Les Jeux. J'ai vu les Jeux. Ceux dont Jelena m'a parlé, qui ont coûtés la vie à sa petite amie, Stéphanie, et qui ont peut-être déjà scellés le destin de Léo.

Je ne veux pas, je refuse de laisser faire ça.

  • On se calme, on se calme. Tout va bien.

Mon matelas s'affaisse, et les bras de Elio m'encerclent, me ramenant contre lui, pour m'intimer de me calmer, et de reprendre mon souffle. Sauf que je ne peux pas me calmer non, car à l'heure où je suis en train de me remettre d'un rêve terrifiant, Léo est peut-être face à un homme plus fort que lui, qui ne le laissera pas repartir de l'arène des Jeux en vie.

Un grondement remonte le long de ma gorge, et désespérée, j'agrippe le débardeur d‘Elio pour y nicher mon visage. Je ne pleure pas, non. À Reborn, on nous apprend à ne plus pleurer. Cependant, je me sens prête à hurler, à défoncer cette fichue porte verrouillée, et à aller rouer notre surveillant de coups, jusqu'à ce qu'il me donne enfin des nouvelles de Léo.

J'en suis capable, j'en suis sûre, mais l'étreinte d’Elio, m'en empêche. Elle m'en dissuade, ce qui me révolte encore plus. Ce n'est pas moi qui ai besoin d'être protégée, c'est Léo, et moi je... je...

  • J'en peux plus Elio, je susurre contre son torse. Je veux rentrer chez moi.
  • Tu sais bien qu'on peut pas. Mais t'en fais pas, tout va bien se passer, il va revenir, et on va réussir, de quelque façon que ce soit, à se tirer d'ici. Je te le promets.

J'en doute, mais ne fais aucun commentaire, ma fatigue et mon sentiment d’impuissance me mettant au supplice. Comme si une main me serrait la gorge au point de m’étrangler, réduisant mes mots au silence. J'ai la sensation que ma trachée est compressée, alors qu'en réalité, rien n'est en train de m'arriver. Je suis juste ici, assise contre le torse d‘Elio, tremblante de froid et de fatigue. Tout va bien.

Tout va bien.

Petit à petit, je reprends de la contenance, retrouve une respiration normale et commence à retomber dans le sommeil, à nouveau protégée par la simple présence d‘Elio.

Je n'ai jamais eu besoin d'être protégée de la sorte : Reborn est en train de me faire devenir folle, à craindre tout et n'importe quoi, à m'imaginer le pire.

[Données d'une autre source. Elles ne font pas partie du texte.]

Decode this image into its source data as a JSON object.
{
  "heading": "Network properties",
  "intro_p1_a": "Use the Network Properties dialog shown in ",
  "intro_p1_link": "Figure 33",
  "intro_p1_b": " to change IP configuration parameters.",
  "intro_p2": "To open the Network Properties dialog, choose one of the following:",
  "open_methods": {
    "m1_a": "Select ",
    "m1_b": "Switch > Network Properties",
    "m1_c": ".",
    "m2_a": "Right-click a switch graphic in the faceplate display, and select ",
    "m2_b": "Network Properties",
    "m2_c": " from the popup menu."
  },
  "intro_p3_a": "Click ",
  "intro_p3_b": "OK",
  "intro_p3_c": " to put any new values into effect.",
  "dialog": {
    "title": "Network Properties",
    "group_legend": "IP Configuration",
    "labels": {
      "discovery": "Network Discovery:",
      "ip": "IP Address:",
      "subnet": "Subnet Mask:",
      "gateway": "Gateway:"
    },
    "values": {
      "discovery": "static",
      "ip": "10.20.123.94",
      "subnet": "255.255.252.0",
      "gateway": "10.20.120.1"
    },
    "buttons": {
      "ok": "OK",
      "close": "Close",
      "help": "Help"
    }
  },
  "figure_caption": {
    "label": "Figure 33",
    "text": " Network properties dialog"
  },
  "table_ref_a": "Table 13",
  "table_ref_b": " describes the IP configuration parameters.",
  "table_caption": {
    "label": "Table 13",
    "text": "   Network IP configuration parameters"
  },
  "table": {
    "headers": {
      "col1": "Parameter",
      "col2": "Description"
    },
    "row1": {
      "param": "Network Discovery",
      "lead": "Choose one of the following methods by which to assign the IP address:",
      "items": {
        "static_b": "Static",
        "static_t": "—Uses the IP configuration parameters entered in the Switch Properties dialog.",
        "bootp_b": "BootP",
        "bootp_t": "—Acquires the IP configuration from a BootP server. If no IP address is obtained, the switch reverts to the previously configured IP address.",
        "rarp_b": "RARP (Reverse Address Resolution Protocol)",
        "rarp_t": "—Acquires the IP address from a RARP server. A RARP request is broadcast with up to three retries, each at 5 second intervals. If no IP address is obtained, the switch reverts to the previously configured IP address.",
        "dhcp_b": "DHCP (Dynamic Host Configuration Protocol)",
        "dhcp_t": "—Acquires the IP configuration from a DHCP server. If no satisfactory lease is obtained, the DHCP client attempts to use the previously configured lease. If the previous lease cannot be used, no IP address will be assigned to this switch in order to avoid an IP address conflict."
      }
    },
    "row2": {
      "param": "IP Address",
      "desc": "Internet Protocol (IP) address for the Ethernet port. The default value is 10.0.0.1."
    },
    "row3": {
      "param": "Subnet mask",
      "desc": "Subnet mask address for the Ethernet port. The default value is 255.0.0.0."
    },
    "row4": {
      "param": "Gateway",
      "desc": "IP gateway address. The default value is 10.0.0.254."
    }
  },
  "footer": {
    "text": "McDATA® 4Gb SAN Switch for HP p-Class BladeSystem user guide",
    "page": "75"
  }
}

Quoique, le pire n'est-il pas d'être prisonnière de ce centre, soumise à leurs idées saugrenues et à leurs règles oppressantes ? D'être constamment sous cette épée de Damoclès qui semble nous narguer en tournoyant au-dessus de nos têtes à chaque seconde qui passe ? Je n'avais jamais eu peur de mourir, et voilà que cette obsession est devenue le fil conducteur de ma vie. Ne pas contrarier les profs, ne pas se faire remarquer, ne pas faire de vague.

Ne pas mourir.

  • Tout va bien.

Les bras de Elio me bercent, et me consolent d'une peur qui ne partira pas. Celle de partir, de laisser derrière moi ce sentiment de vide que j'imagine atroce pour mon entourage, celui que doivent ressentir mes parents. Ma famille.

Je suis déjà morte.

Des pas résonnent dans le couloir, et mes yeux s'écarquillent, car comme par enchantement, le système de verrouillage de notre porte vient de s'ouvrir, et la lumière commence à inonder la pièce.